"WE'RE DOING A SEQUEL!" Kermit and Fozzie sing at the start of Muppets Most Wanted. "That's what we do in Hollywood! And everybody knows that the sequel's never quite as good!" Then either Statler or Waldorf chimes in: "How hard can it be? We can't do any worse than The Godfather III!"
Thankfully, director/co-writer James Bobin and co-writer Nicholas Stoller take their cues not from Coppola but from 1981's The Great Muppet Caper: The Muppets' world tour gets complicated when bad guy Dominic Badguy (Ricky Gervais) uses their show as cover for a crime spree—and installs Constantine, a Kermit look-alike and "the world's most dangerous frog," as leader of the Muppets. Meanwhile, the real Kermit is sent to a Siberian gulag that's run by iron-fisted guard Nadya (Tina Fey, who is perfect, as always) and is full of terrifying inmates like Prison King (Jemaine Clement), Big Papa (Ray Liotta), and Danny Trejo (Danny Trejo).
Thankfully again, this Muppets fixes the biggest problem with 2011's The Muppets reboot—which, annoyingly, spent a bunch of time on Walter, a new Muppet nobody liked. (Even Kermit thought Walter was annoying, and Kermit likes everybody.) With Most Wanted, the focus is back on the core gang—which means that even if this film is a little too long (it is), it's still a fun, fast-paced time. (That Flight of the Conchords' Bret McKenzie is still handling the musical numbers helps, as do the cameos, which I refuse to spoil.)

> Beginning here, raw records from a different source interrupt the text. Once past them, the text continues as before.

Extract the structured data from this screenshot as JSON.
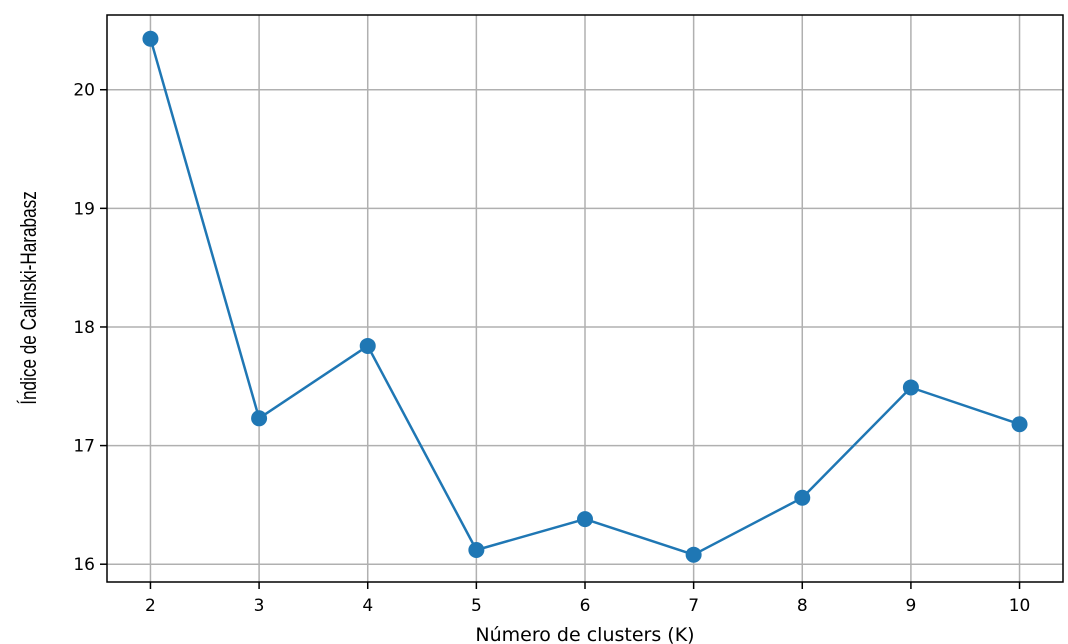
{
  "chart_data": {
    "type": "line",
    "title": "",
    "xlabel": "Número de clusters (K)",
    "ylabel": "Índice de Calinski-Harabasz",
    "x": [
      2,
      3,
      4,
      5,
      6,
      7,
      8,
      9,
      10
    ],
    "series": [
      {
        "values": [
          20.43,
          17.23,
          17.84,
          16.12,
          16.38,
          16.08,
          16.56,
          17.49,
          17.18
        ],
        "color": "#1f77b4",
        "marker": "circle"
      }
    ],
    "xticks": [
      "2",
      "3",
      "4",
      "5",
      "6",
      "7",
      "8",
      "9",
      "10"
    ],
    "yticks": [
      "16",
      "17",
      "18",
      "19",
      "20"
    ],
    "xlim": [
      1.6,
      10.4
    ],
    "ylim": [
      15.85,
      20.63
    ],
    "grid": true
  }
}
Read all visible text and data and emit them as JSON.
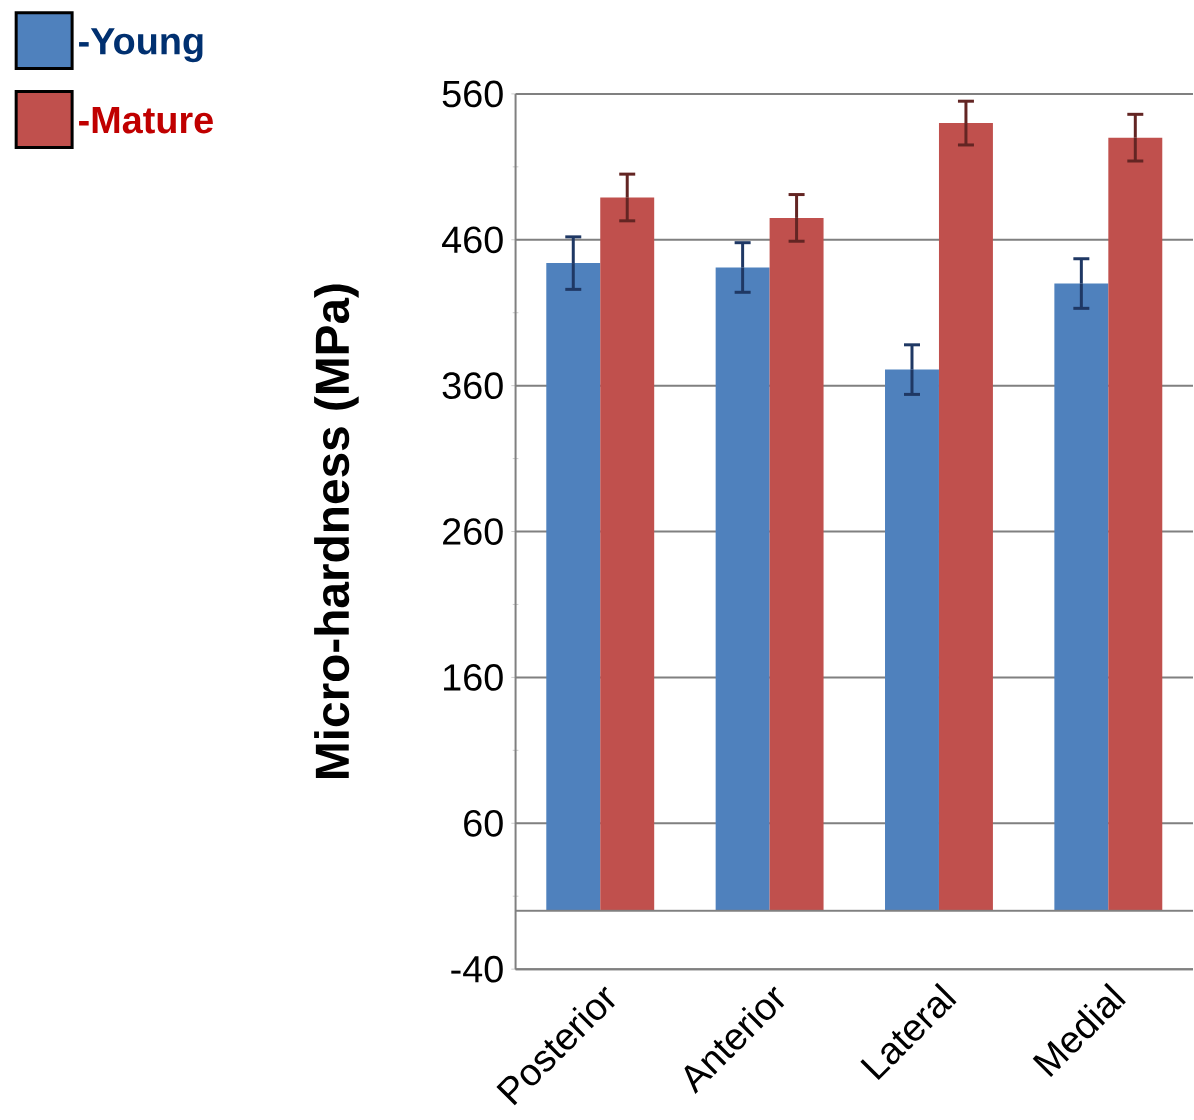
{
  "chart_data": {
    "type": "bar",
    "ylabel": "Micro-hardness (MPa)",
    "categories": [
      "Posterior",
      "Anterior",
      "Lateral",
      "Medial"
    ],
    "series": [
      {
        "name": "-Young",
        "color": "#4f81bd",
        "values": [
          444,
          441,
          371,
          430
        ],
        "errors": [
          18,
          17,
          17,
          17
        ]
      },
      {
        "name": "-Mature",
        "color": "#c0504d",
        "values": [
          489,
          475,
          540,
          530
        ],
        "errors": [
          16,
          16,
          15,
          16
        ]
      }
    ],
    "ylim": [
      -40,
      560
    ],
    "yticks": [
      -40,
      60,
      160,
      260,
      360,
      460,
      560
    ],
    "ref_lines": [
      {
        "axis": "y",
        "value": 0
      }
    ],
    "grid": "y",
    "legend": "top left"
  }
}
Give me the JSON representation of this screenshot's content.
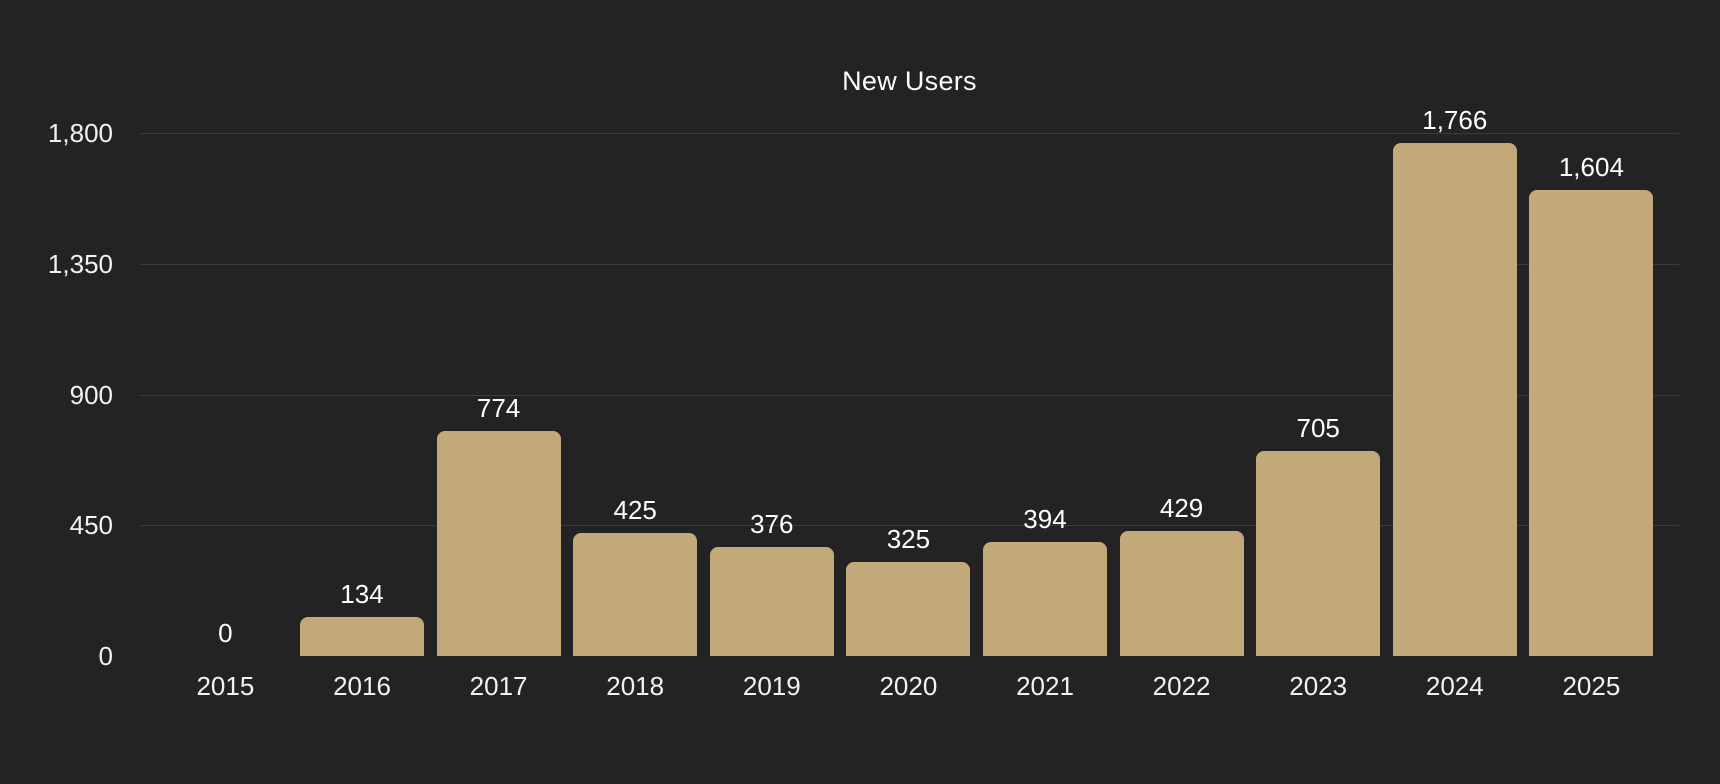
{
  "chart_data": {
    "type": "bar",
    "title": "New Users",
    "categories": [
      "2015",
      "2016",
      "2017",
      "2018",
      "2019",
      "2020",
      "2021",
      "2022",
      "2023",
      "2024",
      "2025"
    ],
    "values": [
      0,
      134,
      774,
      425,
      376,
      325,
      394,
      429,
      705,
      1766,
      1604
    ],
    "value_labels": [
      "0",
      "134",
      "774",
      "425",
      "376",
      "325",
      "394",
      "429",
      "705",
      "1,766",
      "1,604"
    ],
    "xlabel": "",
    "ylabel": "",
    "ylim": [
      0,
      1800
    ],
    "y_ticks": [
      0,
      450,
      900,
      1350,
      1800
    ],
    "y_tick_labels": [
      "0",
      "450",
      "900",
      "1,350",
      "1,800"
    ],
    "grid": "horizontal-only",
    "legend_position": "none",
    "colors": {
      "background": "#232323",
      "bar_fill": "#c3a979",
      "gridline": "#3a3a3c",
      "title_text": "#fbfbfb",
      "tick_text": "#f2f2f2",
      "value_label_text": "#ffffff"
    }
  }
}
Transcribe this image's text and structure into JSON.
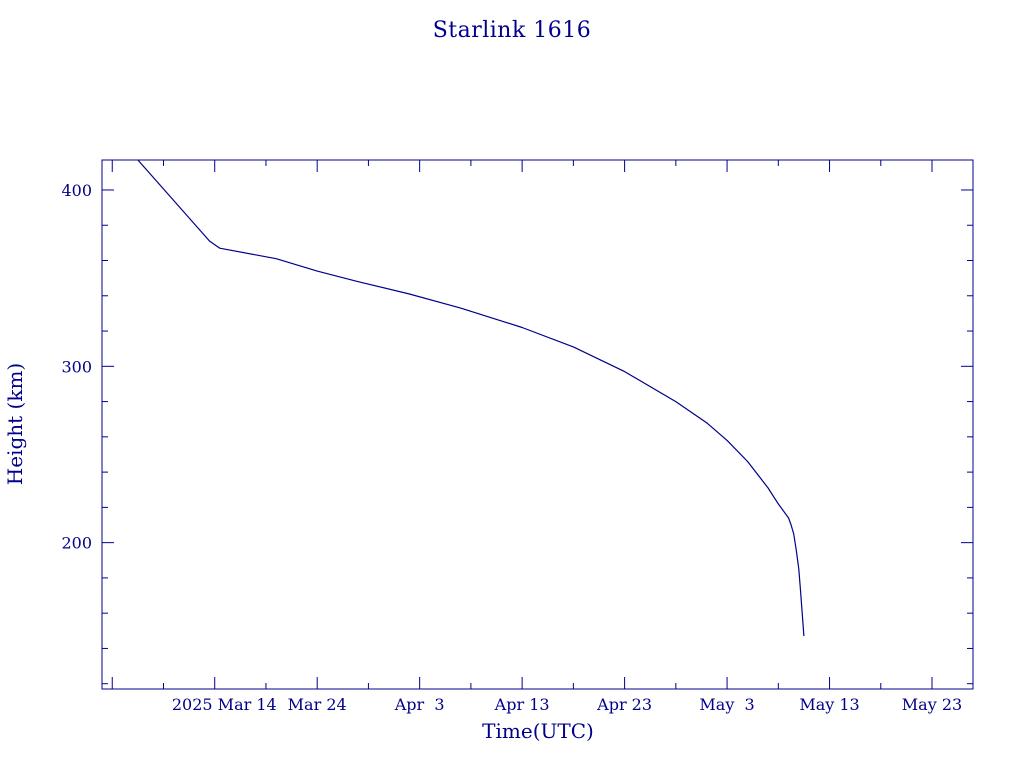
{
  "chart_data": {
    "type": "line",
    "title": "Starlink 1616",
    "xlabel": "Time(UTC)",
    "ylabel": "Height (km)",
    "x_axis_type": "date",
    "xlim": [
      "2025-03-03",
      "2025-05-27"
    ],
    "ylim": [
      117,
      417
    ],
    "x_ticks": [
      {
        "date": "2025-03-14",
        "label": "2025 Mar 14"
      },
      {
        "date": "2025-03-24",
        "label": "Mar 24"
      },
      {
        "date": "2025-04-03",
        "label": "Apr  3"
      },
      {
        "date": "2025-04-13",
        "label": "Apr 13"
      },
      {
        "date": "2025-04-23",
        "label": "Apr 23"
      },
      {
        "date": "2025-05-03",
        "label": "May  3"
      },
      {
        "date": "2025-05-13",
        "label": "May 13"
      },
      {
        "date": "2025-05-23",
        "label": "May 23"
      }
    ],
    "y_ticks": [
      200,
      300,
      400
    ],
    "y_minor_step": 20,
    "x_minor_step_days": 5,
    "grid": false,
    "series": [
      {
        "color": "#00008b",
        "x": [
          "2025-03-06 12:00",
          "2025-03-13 12:00",
          "2025-03-14 12:00",
          "2025-03-20",
          "2025-03-24",
          "2025-03-28",
          "2025-04-02",
          "2025-04-07",
          "2025-04-13",
          "2025-04-18",
          "2025-04-23",
          "2025-04-28",
          "2025-05-01",
          "2025-05-03",
          "2025-05-05",
          "2025-05-07",
          "2025-05-08",
          "2025-05-09",
          "2025-05-09 06:00",
          "2025-05-09 12:00",
          "2025-05-09 18:00",
          "2025-05-10",
          "2025-05-10 04:00",
          "2025-05-10 08:00",
          "2025-05-10 12:00"
        ],
        "y": [
          417,
          371,
          367,
          361,
          354,
          348,
          341,
          333,
          322,
          311,
          297,
          280,
          268,
          258,
          246,
          231,
          222,
          214,
          210,
          205,
          196,
          185,
          173,
          160,
          147
        ]
      }
    ]
  }
}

If there's any downside to the goofy Most Wanted, it's that in its race for frantic fun, it loses a bit of what made 2011's The Muppets a surprisingly retro comeback: a willingness to embrace Jim Henson's trademark combination of mischievous wit and earnest sap. While The Muppets had Kermit's "Pictures in My Head"—a song that may or may not still make a certain writer teary-eyed—Most Wanted is a quippier, lighter affair. Maybe a few more affecting, Henson-esque moments will pop up in the next one; in the meantime, Most Wanted is still impossible not to enjoy. Unless you're Statler or Waldorf.